Ms. Marois's party won only a weak minority mandate in 2012, with 32 per cent of the vote. For a while, it seemed like the PQ was trying to shore up its support left of centre, but then it realized where the votes were: Mr. Legault's CAQ won 27 per cent of the vote in 2012.

So the PQ moved ahead with the Charter of Quebec Values, a policy borrowed from the CAQ and the traditions of the CAQ's predecessor party, the Action Démocratique du Québec.

Then it started to shift economic policies, promoting development of natural resources and tabling a relatively austere budget that will eventually raise the fees for the province's $7-a-day daycare to $9. That was designed to appeal to those CAQ voters, many of whom see the government as bloated.

It worked. Youri Rivest, vice-president of polling firm CROP, said there was a group who were attracted to the PQ by the Charter: francophone, living in the regions outside Montreal, less educated on average, and heavily male. The PQ used to have more female supporters than men, but that's evened out as male CAQ supporters shifted to the PQ.

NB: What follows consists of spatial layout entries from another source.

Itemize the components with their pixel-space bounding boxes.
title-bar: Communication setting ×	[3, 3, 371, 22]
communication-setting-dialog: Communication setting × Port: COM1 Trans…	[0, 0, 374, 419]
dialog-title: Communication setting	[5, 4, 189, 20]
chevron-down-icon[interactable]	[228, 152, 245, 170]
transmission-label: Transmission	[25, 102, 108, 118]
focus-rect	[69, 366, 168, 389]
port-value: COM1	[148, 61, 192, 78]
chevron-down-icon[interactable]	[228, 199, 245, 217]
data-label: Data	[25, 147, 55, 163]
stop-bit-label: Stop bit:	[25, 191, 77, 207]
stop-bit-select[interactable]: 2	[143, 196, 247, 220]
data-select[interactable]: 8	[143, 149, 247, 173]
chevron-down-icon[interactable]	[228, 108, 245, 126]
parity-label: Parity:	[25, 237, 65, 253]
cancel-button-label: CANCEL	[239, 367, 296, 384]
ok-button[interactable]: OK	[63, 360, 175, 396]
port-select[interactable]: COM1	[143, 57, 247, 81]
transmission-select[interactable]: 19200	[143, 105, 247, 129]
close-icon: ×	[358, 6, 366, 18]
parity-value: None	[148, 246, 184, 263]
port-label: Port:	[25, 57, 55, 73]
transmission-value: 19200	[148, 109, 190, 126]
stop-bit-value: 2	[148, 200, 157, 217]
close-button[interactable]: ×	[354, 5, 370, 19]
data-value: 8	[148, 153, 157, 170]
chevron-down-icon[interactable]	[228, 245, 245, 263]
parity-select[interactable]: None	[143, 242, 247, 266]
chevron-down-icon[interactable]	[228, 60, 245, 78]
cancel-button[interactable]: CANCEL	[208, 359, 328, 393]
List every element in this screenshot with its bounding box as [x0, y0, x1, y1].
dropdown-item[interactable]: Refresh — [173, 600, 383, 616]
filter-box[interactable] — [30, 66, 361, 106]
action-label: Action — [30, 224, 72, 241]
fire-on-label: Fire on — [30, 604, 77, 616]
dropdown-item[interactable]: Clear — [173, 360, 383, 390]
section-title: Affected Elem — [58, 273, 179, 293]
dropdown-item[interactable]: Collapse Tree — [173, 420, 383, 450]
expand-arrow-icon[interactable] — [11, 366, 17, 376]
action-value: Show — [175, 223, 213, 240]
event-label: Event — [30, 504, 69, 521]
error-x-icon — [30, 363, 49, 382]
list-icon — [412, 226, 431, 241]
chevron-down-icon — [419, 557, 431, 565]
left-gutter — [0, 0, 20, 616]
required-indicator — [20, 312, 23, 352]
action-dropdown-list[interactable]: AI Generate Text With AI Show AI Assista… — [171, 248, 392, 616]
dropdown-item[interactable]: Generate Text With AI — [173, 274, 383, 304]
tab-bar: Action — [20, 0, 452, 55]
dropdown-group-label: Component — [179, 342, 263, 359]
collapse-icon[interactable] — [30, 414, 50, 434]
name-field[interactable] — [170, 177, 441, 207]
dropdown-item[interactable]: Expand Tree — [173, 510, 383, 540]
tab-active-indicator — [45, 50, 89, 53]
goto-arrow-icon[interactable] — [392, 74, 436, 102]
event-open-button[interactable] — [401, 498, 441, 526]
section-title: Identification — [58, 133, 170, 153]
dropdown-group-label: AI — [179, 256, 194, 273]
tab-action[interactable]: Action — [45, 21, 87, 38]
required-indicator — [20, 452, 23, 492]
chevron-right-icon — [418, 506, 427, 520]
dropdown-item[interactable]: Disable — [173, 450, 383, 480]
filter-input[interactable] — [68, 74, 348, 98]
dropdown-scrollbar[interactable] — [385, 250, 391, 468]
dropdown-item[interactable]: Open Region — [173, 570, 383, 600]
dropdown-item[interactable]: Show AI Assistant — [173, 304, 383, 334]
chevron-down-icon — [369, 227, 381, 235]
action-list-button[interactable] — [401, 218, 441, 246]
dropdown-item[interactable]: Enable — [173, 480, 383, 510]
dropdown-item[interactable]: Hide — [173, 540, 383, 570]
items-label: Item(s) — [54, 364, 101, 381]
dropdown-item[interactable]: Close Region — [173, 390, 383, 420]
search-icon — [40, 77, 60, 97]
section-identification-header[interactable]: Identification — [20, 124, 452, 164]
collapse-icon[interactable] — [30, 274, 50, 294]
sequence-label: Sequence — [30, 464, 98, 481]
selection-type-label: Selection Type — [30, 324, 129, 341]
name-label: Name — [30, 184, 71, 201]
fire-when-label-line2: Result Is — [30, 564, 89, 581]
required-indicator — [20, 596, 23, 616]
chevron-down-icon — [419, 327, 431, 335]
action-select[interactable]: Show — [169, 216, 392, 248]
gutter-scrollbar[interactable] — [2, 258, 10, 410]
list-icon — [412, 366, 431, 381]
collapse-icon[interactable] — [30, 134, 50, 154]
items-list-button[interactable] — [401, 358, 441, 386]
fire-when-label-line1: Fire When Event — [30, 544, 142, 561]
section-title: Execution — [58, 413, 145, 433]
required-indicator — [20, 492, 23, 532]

Jean-Marc Léger, the president of rival pollster Léger Marketing, noted the impact. The PQ has risen five percentage points, to 37 per cent, in a Léger poll released Wednesday but among francophones, the PQ leads by more than 20 percentage points. That means the PQ is dominating ridings outside Montreal and Quebec City.

And there are still CAQ voters available. More than 70 per cent of Liberal and PQ supporters say they won't change their minds, but half of CAQ voters say they might. The remaining CAQ supporters are more likely to see the Liberals as their second choice.

Mr. Legault will fight to win back his supporters, of course, with an argument that he's the real thing: he promises to cut spending and raise taxes, thin down a bloated bureaucracy and improve the standard of living. Mr. Couillard is targeting them with an argument that the Liberals are better economic managers than the PQ.

And there is, Mr. Rivest said, a possibility that the target voters can still turn: the Charter has been the issue that moved those small-c conservatives lately, but economic issues, jobs, taxes, and the deficit, remain key concerns for those voters, and the campaign could change their mind again.

Campbell Clark is The Globe's chief political writer.